A petition asking the Food and Drug Administration to update its standard of identity for milk to include approved zero-calorie sweeteners drew opponents, some of whom expressed concern with the use of aspartame in flavored milk.

The E.F.S.A. panel evaluated original reports, previous evaluations, additional literature and data. The E.F.S.A. received more than 200 comments during the public consultation on the draft opinion that took place from Jan. 9 to Feb. 15 of this year.

A potential risk of aspartame causing damage to genes and inducing cancer were ruled out. The E.F.S.A. also concluded aspartame does not harm the brain, the nervous system or affect behavior or cognitive function in children or adults.

The E.F.S.A. examined three breakdown products of aspartame: phenylalanine, methanol and aspartic acid. The E.F.S.A. concluded the contribution of the breakdown products to overall dietary exposure was low.
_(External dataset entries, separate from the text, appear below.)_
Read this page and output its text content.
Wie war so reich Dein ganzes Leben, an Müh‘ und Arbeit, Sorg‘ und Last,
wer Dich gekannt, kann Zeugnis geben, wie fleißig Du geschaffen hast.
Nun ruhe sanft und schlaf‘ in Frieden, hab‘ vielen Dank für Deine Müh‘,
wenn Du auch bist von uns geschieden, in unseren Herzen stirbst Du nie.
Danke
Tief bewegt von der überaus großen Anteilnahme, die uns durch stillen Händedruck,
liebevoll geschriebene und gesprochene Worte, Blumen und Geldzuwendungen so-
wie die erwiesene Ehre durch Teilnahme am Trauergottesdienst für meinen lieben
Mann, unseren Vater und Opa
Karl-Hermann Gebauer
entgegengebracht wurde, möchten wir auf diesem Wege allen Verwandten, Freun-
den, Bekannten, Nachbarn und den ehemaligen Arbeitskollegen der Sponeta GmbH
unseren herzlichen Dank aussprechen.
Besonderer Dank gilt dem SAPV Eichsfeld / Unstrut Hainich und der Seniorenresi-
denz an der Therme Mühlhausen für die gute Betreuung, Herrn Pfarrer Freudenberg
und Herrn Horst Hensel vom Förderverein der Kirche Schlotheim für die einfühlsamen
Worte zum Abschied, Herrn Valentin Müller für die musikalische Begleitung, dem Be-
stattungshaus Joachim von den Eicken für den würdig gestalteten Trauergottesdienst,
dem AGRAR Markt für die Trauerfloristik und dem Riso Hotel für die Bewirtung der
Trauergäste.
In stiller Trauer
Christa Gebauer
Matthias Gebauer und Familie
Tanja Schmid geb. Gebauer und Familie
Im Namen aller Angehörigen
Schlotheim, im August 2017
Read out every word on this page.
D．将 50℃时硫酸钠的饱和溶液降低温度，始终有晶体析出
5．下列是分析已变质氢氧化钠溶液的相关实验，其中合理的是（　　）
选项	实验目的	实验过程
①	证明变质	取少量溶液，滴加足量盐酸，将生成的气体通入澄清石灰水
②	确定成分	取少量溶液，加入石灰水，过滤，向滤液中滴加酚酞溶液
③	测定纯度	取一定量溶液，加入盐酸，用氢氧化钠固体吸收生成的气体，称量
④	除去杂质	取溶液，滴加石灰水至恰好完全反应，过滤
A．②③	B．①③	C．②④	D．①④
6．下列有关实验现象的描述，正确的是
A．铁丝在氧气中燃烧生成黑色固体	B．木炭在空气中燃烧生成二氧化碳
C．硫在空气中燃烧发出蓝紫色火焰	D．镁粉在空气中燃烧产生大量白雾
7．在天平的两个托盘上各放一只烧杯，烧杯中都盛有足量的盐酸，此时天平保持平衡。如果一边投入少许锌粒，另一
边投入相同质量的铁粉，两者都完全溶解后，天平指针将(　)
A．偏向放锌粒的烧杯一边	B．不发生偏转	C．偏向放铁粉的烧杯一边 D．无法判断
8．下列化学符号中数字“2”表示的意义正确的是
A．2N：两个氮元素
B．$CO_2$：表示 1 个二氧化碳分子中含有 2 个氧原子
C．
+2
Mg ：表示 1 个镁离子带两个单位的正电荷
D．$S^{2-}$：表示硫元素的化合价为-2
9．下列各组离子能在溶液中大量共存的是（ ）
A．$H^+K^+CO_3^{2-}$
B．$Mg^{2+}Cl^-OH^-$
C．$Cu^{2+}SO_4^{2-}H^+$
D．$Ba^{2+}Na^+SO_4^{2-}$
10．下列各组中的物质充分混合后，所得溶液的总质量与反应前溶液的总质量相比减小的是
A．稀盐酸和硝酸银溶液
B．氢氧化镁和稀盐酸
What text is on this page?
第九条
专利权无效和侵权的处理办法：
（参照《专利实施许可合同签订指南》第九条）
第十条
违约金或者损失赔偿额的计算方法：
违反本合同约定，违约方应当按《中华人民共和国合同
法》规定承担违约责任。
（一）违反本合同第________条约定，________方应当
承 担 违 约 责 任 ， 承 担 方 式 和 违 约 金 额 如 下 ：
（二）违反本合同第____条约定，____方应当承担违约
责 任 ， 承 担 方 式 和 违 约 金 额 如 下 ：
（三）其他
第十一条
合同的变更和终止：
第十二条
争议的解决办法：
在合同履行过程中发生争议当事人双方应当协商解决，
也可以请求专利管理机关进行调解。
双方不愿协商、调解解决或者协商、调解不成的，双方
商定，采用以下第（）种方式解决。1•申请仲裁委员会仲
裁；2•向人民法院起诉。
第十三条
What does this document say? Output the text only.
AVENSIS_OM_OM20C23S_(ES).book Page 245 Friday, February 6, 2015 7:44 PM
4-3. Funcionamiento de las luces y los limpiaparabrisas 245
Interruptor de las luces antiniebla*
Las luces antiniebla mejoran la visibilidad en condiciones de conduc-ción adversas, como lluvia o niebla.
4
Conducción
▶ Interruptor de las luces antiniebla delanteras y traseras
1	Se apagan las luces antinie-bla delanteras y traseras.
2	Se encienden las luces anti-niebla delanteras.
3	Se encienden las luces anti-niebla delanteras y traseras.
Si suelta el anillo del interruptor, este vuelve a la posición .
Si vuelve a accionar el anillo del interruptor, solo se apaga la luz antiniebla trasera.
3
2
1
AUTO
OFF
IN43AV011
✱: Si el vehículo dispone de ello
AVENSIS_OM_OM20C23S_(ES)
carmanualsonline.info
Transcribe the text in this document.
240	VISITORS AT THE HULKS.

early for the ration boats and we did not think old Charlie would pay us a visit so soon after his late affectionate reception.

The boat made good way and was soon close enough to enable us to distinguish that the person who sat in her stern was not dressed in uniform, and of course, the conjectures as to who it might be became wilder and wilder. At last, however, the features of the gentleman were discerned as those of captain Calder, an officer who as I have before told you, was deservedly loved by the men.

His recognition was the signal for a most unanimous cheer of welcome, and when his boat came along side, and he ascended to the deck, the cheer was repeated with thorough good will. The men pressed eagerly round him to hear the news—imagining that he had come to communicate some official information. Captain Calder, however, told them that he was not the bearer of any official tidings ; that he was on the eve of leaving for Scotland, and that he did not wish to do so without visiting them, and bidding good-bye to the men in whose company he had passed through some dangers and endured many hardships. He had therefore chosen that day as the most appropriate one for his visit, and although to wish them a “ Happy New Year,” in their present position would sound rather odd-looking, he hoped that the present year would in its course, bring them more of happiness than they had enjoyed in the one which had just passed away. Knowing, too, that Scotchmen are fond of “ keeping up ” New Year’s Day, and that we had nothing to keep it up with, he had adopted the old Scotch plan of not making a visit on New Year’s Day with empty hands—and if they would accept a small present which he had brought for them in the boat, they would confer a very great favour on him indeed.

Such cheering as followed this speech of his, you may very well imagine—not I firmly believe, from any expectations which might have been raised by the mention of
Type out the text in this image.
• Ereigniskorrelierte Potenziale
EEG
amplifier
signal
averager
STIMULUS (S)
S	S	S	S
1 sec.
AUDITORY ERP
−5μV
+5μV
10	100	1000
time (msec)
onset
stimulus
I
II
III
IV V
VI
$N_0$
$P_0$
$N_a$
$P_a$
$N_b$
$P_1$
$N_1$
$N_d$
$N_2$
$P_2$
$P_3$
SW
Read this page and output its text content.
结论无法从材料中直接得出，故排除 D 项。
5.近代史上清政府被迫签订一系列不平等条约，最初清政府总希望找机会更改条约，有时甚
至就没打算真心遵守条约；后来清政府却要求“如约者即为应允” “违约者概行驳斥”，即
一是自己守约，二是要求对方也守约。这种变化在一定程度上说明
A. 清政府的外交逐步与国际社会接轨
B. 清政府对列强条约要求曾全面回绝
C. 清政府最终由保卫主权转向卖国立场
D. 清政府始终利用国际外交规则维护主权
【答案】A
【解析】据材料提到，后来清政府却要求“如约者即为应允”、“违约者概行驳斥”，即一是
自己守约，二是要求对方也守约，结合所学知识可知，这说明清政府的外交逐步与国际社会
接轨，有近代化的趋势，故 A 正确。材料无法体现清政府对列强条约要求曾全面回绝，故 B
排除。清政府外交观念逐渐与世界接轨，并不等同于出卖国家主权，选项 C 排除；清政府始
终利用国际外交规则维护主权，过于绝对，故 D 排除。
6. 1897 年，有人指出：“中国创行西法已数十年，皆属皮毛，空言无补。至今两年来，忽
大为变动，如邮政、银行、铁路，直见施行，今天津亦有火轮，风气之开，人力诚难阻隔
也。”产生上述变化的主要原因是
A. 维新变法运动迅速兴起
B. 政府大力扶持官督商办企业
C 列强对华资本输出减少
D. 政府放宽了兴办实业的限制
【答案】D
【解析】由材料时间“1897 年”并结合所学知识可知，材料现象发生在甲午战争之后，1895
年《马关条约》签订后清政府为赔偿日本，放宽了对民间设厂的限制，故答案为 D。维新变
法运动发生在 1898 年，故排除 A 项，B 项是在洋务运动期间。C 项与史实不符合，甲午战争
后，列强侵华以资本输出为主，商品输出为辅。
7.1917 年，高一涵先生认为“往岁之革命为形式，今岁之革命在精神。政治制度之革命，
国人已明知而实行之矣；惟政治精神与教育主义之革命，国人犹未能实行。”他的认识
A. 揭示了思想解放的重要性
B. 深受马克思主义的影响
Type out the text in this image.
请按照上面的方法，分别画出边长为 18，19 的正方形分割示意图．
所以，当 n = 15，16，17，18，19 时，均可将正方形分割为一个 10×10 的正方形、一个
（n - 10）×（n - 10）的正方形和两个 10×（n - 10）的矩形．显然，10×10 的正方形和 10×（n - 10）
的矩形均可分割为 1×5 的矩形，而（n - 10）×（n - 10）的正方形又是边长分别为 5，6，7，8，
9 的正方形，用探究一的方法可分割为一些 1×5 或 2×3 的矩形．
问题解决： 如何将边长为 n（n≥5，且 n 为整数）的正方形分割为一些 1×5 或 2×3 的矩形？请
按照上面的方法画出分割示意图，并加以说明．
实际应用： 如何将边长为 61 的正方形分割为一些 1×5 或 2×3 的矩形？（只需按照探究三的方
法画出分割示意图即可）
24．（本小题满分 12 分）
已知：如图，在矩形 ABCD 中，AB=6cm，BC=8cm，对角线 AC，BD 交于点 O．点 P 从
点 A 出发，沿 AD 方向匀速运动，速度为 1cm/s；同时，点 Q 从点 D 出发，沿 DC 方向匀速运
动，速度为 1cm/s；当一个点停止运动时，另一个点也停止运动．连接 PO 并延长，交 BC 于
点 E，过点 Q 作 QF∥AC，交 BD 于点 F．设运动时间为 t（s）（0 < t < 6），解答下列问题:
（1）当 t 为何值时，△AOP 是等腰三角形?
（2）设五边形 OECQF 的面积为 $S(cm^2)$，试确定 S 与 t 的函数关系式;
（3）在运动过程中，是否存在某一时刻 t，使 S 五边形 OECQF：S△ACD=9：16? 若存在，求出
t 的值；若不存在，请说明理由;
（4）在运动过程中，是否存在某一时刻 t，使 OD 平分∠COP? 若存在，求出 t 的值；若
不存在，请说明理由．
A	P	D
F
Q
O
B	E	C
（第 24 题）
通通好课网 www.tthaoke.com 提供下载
Phenylalanine, an amino acid making up proteins founds in many foods, is known to be toxic at high levels. Methanol may be released by fruits and vegetables and is present in the human body. Methanol becomes toxic when exposure is extremely high, such as from consuming home-distilled alcoholic spirits. The body may convert aspartic acid, an amino acid found in proteins, into the neurotransmitter glutamate. High levels of glutamate may produce harmful effects on the nervous system.